Von Bienen und Blüten

Aufklärung im Sinne der geschichtlich/philosophischen Epoche heißt im Amerikanischen “The Age of Enlightenment”, was wörtlich “Erleuchtung” bedeutet und bei mir immer das Bild von Daniel Düsentriebs Glühbirnenmoment assoziiert. Sein Kind über Sexualität im allgemeinen und menschliche Fortpflanzung im besonderen aufzuklären, heißt mit neutralem Fachbegriff “Sex-Ed” (weil “Education” wirklich ein viel zu langes Wort ist, um es im ganzen auszusprechen), in der Umgangssprache “the talk about the facts of life” oder kurz THE TALK (dann aber in Großbuchstaben) oder auf neu-politisch-korrekt-biologisch-dynamisch-Amerikanisch “The Heart-to-Heart-Talk”, wobei bei den cooleren unter den Eltern das Wörtchen “to” durch die Zahl “2” ersetzt wird. An dem Umstand, daß ein Elter seinem Produkt den Produktionsvorgang nahezubringen versucht, ändert der Austausch nichts.

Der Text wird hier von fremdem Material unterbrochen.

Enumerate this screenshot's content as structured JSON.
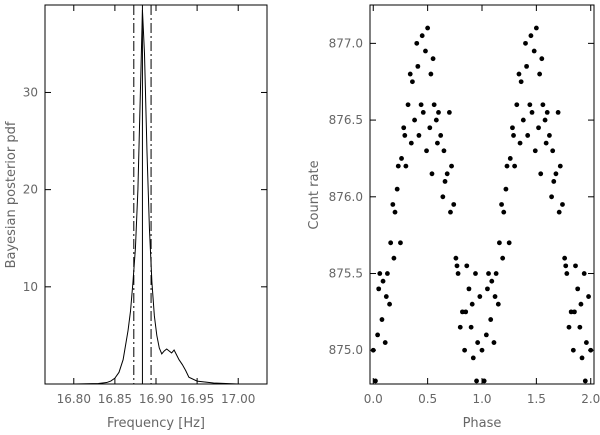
{
  "chart_data": [
    {
      "type": "line",
      "xlabel": "Frequency [Hz]",
      "ylabel": "Bayesian posterior pdf",
      "xlim": [
        16.765,
        17.035
      ],
      "ylim": [
        0,
        39
      ],
      "xticks": [
        16.8,
        16.85,
        16.9,
        16.95,
        17.0
      ],
      "xtick_labels": [
        "16.80",
        "16.85",
        "16.90",
        "16.95",
        "17.00"
      ],
      "yticks": [
        10,
        20,
        30
      ],
      "ytick_labels": [
        "10",
        "20",
        "30"
      ],
      "grid": false,
      "series": [
        {
          "x": [
            16.765,
            16.8,
            16.83,
            16.84,
            16.845,
            16.85,
            16.855,
            16.86,
            16.863,
            16.866,
            16.869,
            16.872,
            16.875,
            16.878,
            16.881,
            16.8835,
            16.886,
            16.889,
            16.892,
            16.895,
            16.898,
            16.901,
            16.904,
            16.907,
            16.91,
            16.913,
            16.916,
            16.919,
            16.922,
            16.925,
            16.928,
            16.932,
            16.936,
            16.94,
            16.95,
            16.97,
            17.0,
            17.035
          ],
          "y": [
            0.0,
            0.0,
            0.05,
            0.15,
            0.3,
            0.6,
            1.2,
            2.5,
            4.0,
            5.5,
            7.5,
            10.5,
            14.0,
            20.0,
            30.0,
            38.5,
            34.0,
            24.0,
            16.0,
            10.5,
            7.0,
            5.0,
            3.7,
            3.1,
            3.4,
            3.6,
            3.4,
            3.2,
            3.5,
            3.0,
            2.5,
            2.0,
            1.4,
            0.7,
            0.3,
            0.1,
            0.0,
            0.0
          ]
        }
      ],
      "vlines": [
        {
          "x": 16.8835,
          "style": "solid"
        },
        {
          "x": 16.873,
          "style": "dashdot"
        },
        {
          "x": 16.894,
          "style": "dashdot"
        }
      ]
    },
    {
      "type": "scatter",
      "xlabel": "Phase",
      "ylabel": "Count rate",
      "xlim": [
        -0.03,
        2.03
      ],
      "ylim": [
        874.78,
        877.25
      ],
      "xticks": [
        0.0,
        0.5,
        1.0,
        1.5,
        2.0
      ],
      "xtick_labels": [
        "0.0",
        "0.5",
        "1.0",
        "1.5",
        "2.0"
      ],
      "yticks": [
        875.0,
        875.5,
        876.0,
        876.5,
        877.0
      ],
      "ytick_labels": [
        "875.0",
        "875.5",
        "876.0",
        "876.5",
        "877.0"
      ],
      "grid": false,
      "series": [
        {
          "x": [
            0.0,
            0.02,
            0.04,
            0.05,
            0.06,
            0.08,
            0.09,
            0.11,
            0.12,
            0.13,
            0.15,
            0.16,
            0.18,
            0.19,
            0.2,
            0.22,
            0.23,
            0.25,
            0.26,
            0.28,
            0.29,
            0.3,
            0.32,
            0.34,
            0.35,
            0.36,
            0.38,
            0.4,
            0.41,
            0.42,
            0.44,
            0.45,
            0.46,
            0.48,
            0.49,
            0.5,
            0.52,
            0.53,
            0.54,
            0.55,
            0.56,
            0.58,
            0.59,
            0.6,
            0.62,
            0.64,
            0.65,
            0.66,
            0.68,
            0.7,
            0.71,
            0.72,
            0.74,
            0.76,
            0.77,
            0.78,
            0.8,
            0.82,
            0.84,
            0.85,
            0.86,
            0.88,
            0.9,
            0.91,
            0.92,
            0.94,
            0.95,
            0.96,
            0.98,
            1.0,
            1.02,
            1.04,
            1.05,
            1.06,
            1.08,
            1.09,
            1.11,
            1.12,
            1.13,
            1.15,
            1.16,
            1.18,
            1.19,
            1.2,
            1.22,
            1.23,
            1.25,
            1.26,
            1.28,
            1.29,
            1.3,
            1.32,
            1.34,
            1.35,
            1.36,
            1.38,
            1.4,
            1.41,
            1.42,
            1.44,
            1.45,
            1.46,
            1.48,
            1.49,
            1.5,
            1.52,
            1.53,
            1.54,
            1.55,
            1.56,
            1.58,
            1.59,
            1.6,
            1.62,
            1.64,
            1.65,
            1.66,
            1.68,
            1.7,
            1.71,
            1.72,
            1.74,
            1.76,
            1.77,
            1.78,
            1.8,
            1.82,
            1.84,
            1.85,
            1.86,
            1.88,
            1.9,
            1.91,
            1.92,
            1.94,
            1.95,
            1.96,
            1.98,
            2.0
          ],
          "y": [
            875.0,
            874.8,
            875.1,
            875.4,
            875.5,
            875.2,
            875.45,
            875.05,
            875.35,
            875.5,
            875.3,
            875.7,
            875.95,
            875.6,
            875.9,
            876.05,
            876.2,
            875.7,
            876.25,
            876.45,
            876.4,
            876.2,
            876.6,
            876.8,
            876.35,
            876.75,
            876.5,
            877.0,
            876.85,
            876.4,
            876.6,
            877.05,
            876.55,
            876.95,
            876.3,
            877.1,
            876.45,
            876.8,
            876.15,
            876.9,
            876.6,
            876.5,
            876.35,
            876.55,
            876.4,
            876.0,
            876.3,
            876.1,
            876.15,
            876.55,
            875.9,
            876.2,
            875.95,
            875.6,
            875.55,
            875.5,
            875.15,
            875.25,
            875.0,
            875.25,
            875.55,
            875.4,
            875.15,
            875.3,
            874.95,
            875.5,
            874.8,
            875.05,
            875.35,
            875.0,
            874.8,
            875.1,
            875.4,
            875.5,
            875.2,
            875.45,
            875.05,
            875.35,
            875.5,
            875.3,
            875.7,
            875.95,
            875.6,
            875.9,
            876.05,
            876.2,
            875.7,
            876.25,
            876.45,
            876.4,
            876.2,
            876.6,
            876.8,
            876.35,
            876.75,
            876.5,
            877.0,
            876.85,
            876.4,
            876.6,
            877.05,
            876.55,
            876.95,
            876.3,
            877.1,
            876.45,
            876.8,
            876.15,
            876.9,
            876.6,
            876.5,
            876.35,
            876.55,
            876.4,
            876.0,
            876.3,
            876.1,
            876.15,
            876.55,
            875.9,
            876.2,
            875.95,
            875.6,
            875.55,
            875.5,
            875.15,
            875.25,
            875.0,
            875.25,
            875.55,
            875.4,
            875.15,
            875.3,
            874.95,
            875.5,
            874.8,
            875.05,
            875.35,
            875.0
          ]
        }
      ]
    }
  ]
}
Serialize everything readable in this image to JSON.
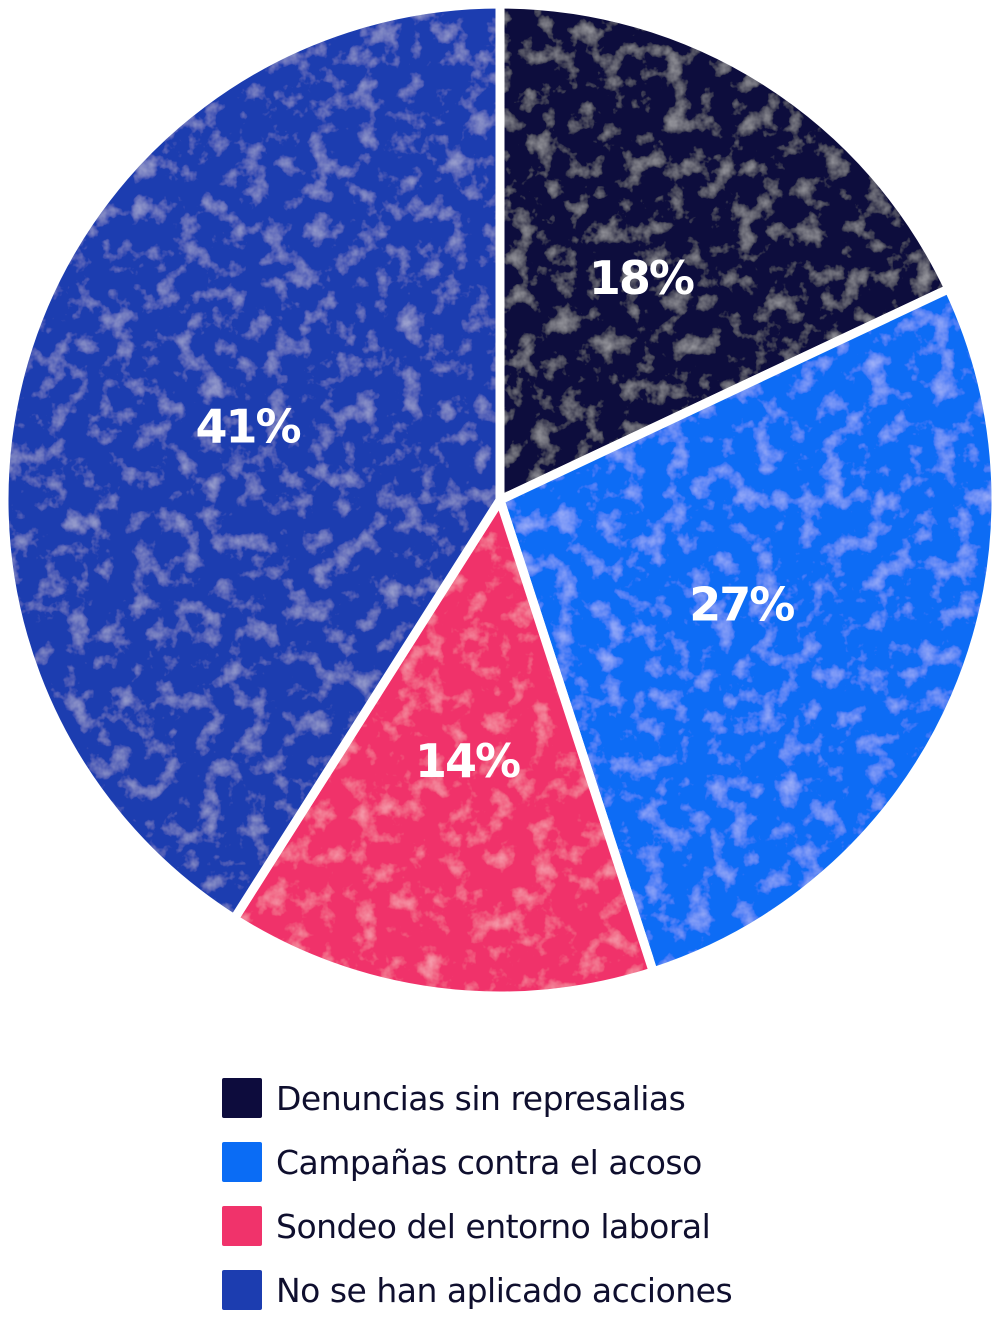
{
  "chart_data": {
    "type": "pie",
    "title": "",
    "start_angle_deg": 0,
    "direction": "clockwise",
    "legend_position": "bottom",
    "slices": [
      {
        "name": "Denuncias sin represalias",
        "value": 18,
        "label": "18%",
        "color": "#0d0c3d"
      },
      {
        "name": "Campañas contra el acoso",
        "value": 27,
        "label": "27%",
        "color": "#0a6cf5"
      },
      {
        "name": "Sondeo del entorno laboral",
        "value": 14,
        "label": "14%",
        "color": "#f0336b"
      },
      {
        "name": "No se han aplicado acciones",
        "value": 41,
        "label": "41%",
        "color": "#1c3db0"
      }
    ]
  },
  "legend": {
    "items": [
      {
        "label": "Denuncias sin represalias",
        "color": "#0d0c3d"
      },
      {
        "label": "Campañas contra el acoso",
        "color": "#0a6cf5"
      },
      {
        "label": "Sondeo del entorno laboral",
        "color": "#f0336b"
      },
      {
        "label": "No se han aplicado acciones",
        "color": "#1c3db0"
      }
    ]
  }
}
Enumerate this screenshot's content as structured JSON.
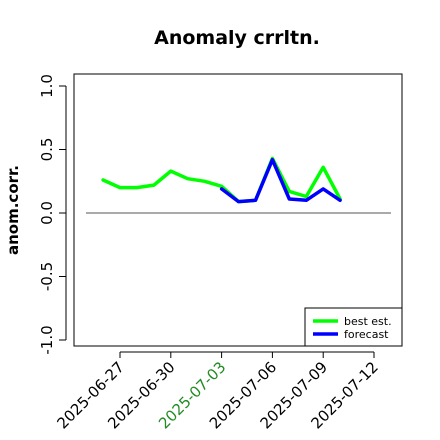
{
  "chart_data": {
    "type": "line",
    "title": "Anomaly crrltn.",
    "xlabel": "",
    "ylabel": "anom.corr.",
    "ylim": [
      -1.0,
      1.0
    ],
    "y_ticks": [
      -1.0,
      -0.5,
      0.0,
      0.5,
      1.0
    ],
    "y_tick_labels": [
      "-1.0",
      "-0.5",
      "0.0",
      "0.5",
      "1.0"
    ],
    "x_ticks": [
      "2025-06-27",
      "2025-06-30",
      "2025-07-03",
      "2025-07-06",
      "2025-07-09",
      "2025-07-12"
    ],
    "x_tick_labels": [
      "2025-06-27",
      "2025-06-30",
      "2025-07-03",
      "2025-07-06",
      "2025-07-09",
      "2025-07-12"
    ],
    "x_tick_colors": [
      "#000000",
      "#000000",
      "#228b22",
      "#000000",
      "#000000",
      "#000000"
    ],
    "reference_line": 0.0,
    "legend_position": "bottom-right",
    "series": [
      {
        "name": "best est.",
        "color": "#00ff00",
        "x": [
          "2025-06-26",
          "2025-06-27",
          "2025-06-28",
          "2025-06-29",
          "2025-06-30",
          "2025-07-01",
          "2025-07-02",
          "2025-07-03",
          "2025-07-04",
          "2025-07-05",
          "2025-07-06",
          "2025-07-07",
          "2025-07-08",
          "2025-07-09",
          "2025-07-10"
        ],
        "values": [
          0.26,
          0.2,
          0.2,
          0.22,
          0.33,
          0.27,
          0.25,
          0.21,
          0.09,
          0.1,
          0.43,
          0.17,
          0.13,
          0.36,
          0.11
        ]
      },
      {
        "name": "forecast",
        "color": "#0000ff",
        "x": [
          "2025-07-03",
          "2025-07-04",
          "2025-07-05",
          "2025-07-06",
          "2025-07-07",
          "2025-07-08",
          "2025-07-09",
          "2025-07-10"
        ],
        "values": [
          0.19,
          0.09,
          0.1,
          0.42,
          0.11,
          0.1,
          0.19,
          0.1
        ]
      }
    ]
  }
}
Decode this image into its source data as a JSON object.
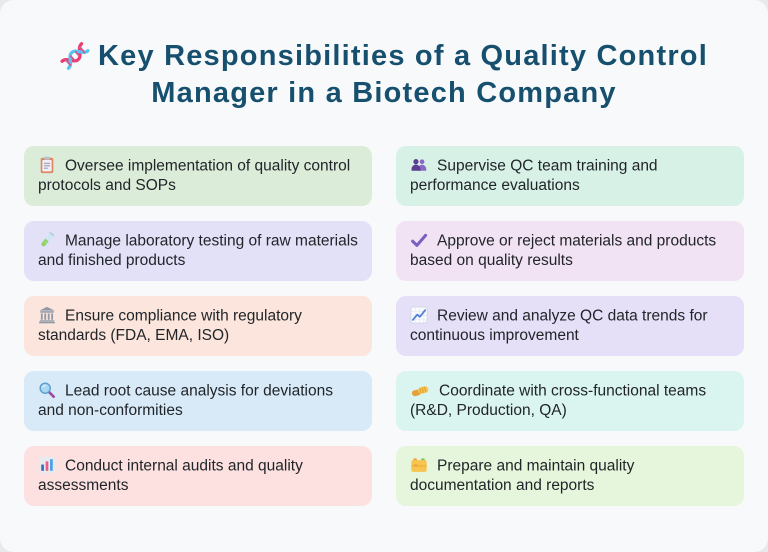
{
  "page": {
    "title": "Key Responsibilities of a Quality Control Manager in a Biotech Company",
    "title_icon": "dna-icon"
  },
  "colors": {
    "page_background": "#f8f9fb",
    "outer_background": "#e8e9eb",
    "title_text": "#17506e",
    "item_text": "#212529"
  },
  "items": [
    {
      "icon": "clipboard-icon",
      "label": "Oversee implementation of quality control protocols and SOPs",
      "bg": "#dbecd9"
    },
    {
      "icon": "two-people-icon",
      "label": "Supervise QC team training and performance evaluations",
      "bg": "#d8f1e7"
    },
    {
      "icon": "test-tube-icon",
      "label": "Manage laboratory testing of raw materials and finished products",
      "bg": "#e3e1f8"
    },
    {
      "icon": "check-mark-icon",
      "label": "Approve or reject materials and products based on quality results",
      "bg": "#f2e3f4"
    },
    {
      "icon": "classical-building-icon",
      "label": "Ensure compliance with regulatory standards (FDA, EMA, ISO)",
      "bg": "#fbe5dc"
    },
    {
      "icon": "chart-increasing-icon",
      "label": "Review and analyze QC data trends for continuous improvement",
      "bg": "#e6dff8"
    },
    {
      "icon": "magnifying-glass-icon",
      "label": "Lead root cause analysis for deviations and non-conformities",
      "bg": "#d8eaf7"
    },
    {
      "icon": "handshake-icon",
      "label": "Coordinate with cross-functional teams (R&D, Production, QA)",
      "bg": "#daf4f0"
    },
    {
      "icon": "bar-chart-icon",
      "label": "Conduct internal audits and quality assessments",
      "bg": "#fde1e1"
    },
    {
      "icon": "card-index-icon",
      "label": "Prepare and maintain quality documentation and reports",
      "bg": "#e6f6dc"
    }
  ]
}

Wie sagen sie’s nun ihrem Kinde, diese Nachfahren der Mayflower-Puritaner? Viele sagen offensichtlich nichts, bis heute werden 3 von 10 amerikanischen Mädchen wenigstens einmal ungewollt schwanger, bevor sie das 20. Lebensjahr erreichen. Was einen nicht wirklich verwundert, wenn man sieht, mit welchen unglaublichen Summen Fundamentalchristen wie “Pro Life” finanziert werden und wie großflächig und weiträumig sie selbst in einer verhältnismäßig weltoffenen Gegend wie dem Silicon Valley ihre “Lieber-zehn-auf-dem-Kissen-als-eines-auf-dem-Gewissen”-Thesen plakatieren. Eine Filiale von “Planned Parenthood”, dem amerikanischen Äquivalent zu Pro Familia ist, seit ich hier bin, schon zum dritten Mal umgezogen und das Gebäude gleicht einem Hochsicherheitstrakt, weil die Pro-Lifer vor dem Eingang nicht nur friedlich mit Embryo-Plakaten demonstriert, sondern sowohl Mitarbeiter wie Besucher physisch bedroht hatten. Was für eine Frechheit, eine derartig bornierte Organisation “Für das Leben” zu nennen! Beim Age of Enlightenment haben die samt und sonders gefehlt und dafür das Mittelalter freudig wiederholt. Jungen Frauen wird es hier immer noch sehr schwer gemacht, an zuverlässige Verhütungsmittel zu kommen, Planned Parenthood ist eine der wenigen Organisationen, die hilft. Nur so am Rande bemerkt: noch heute empfehlen Organisationen, die Auslandsschuljahre betreuen, den Schülerinnen einen Jahresvorrat der Pille mitzugeben, weil sie sie in den USA möglicherweise trotz Rezept einfach nicht ausgehändigt bekommen.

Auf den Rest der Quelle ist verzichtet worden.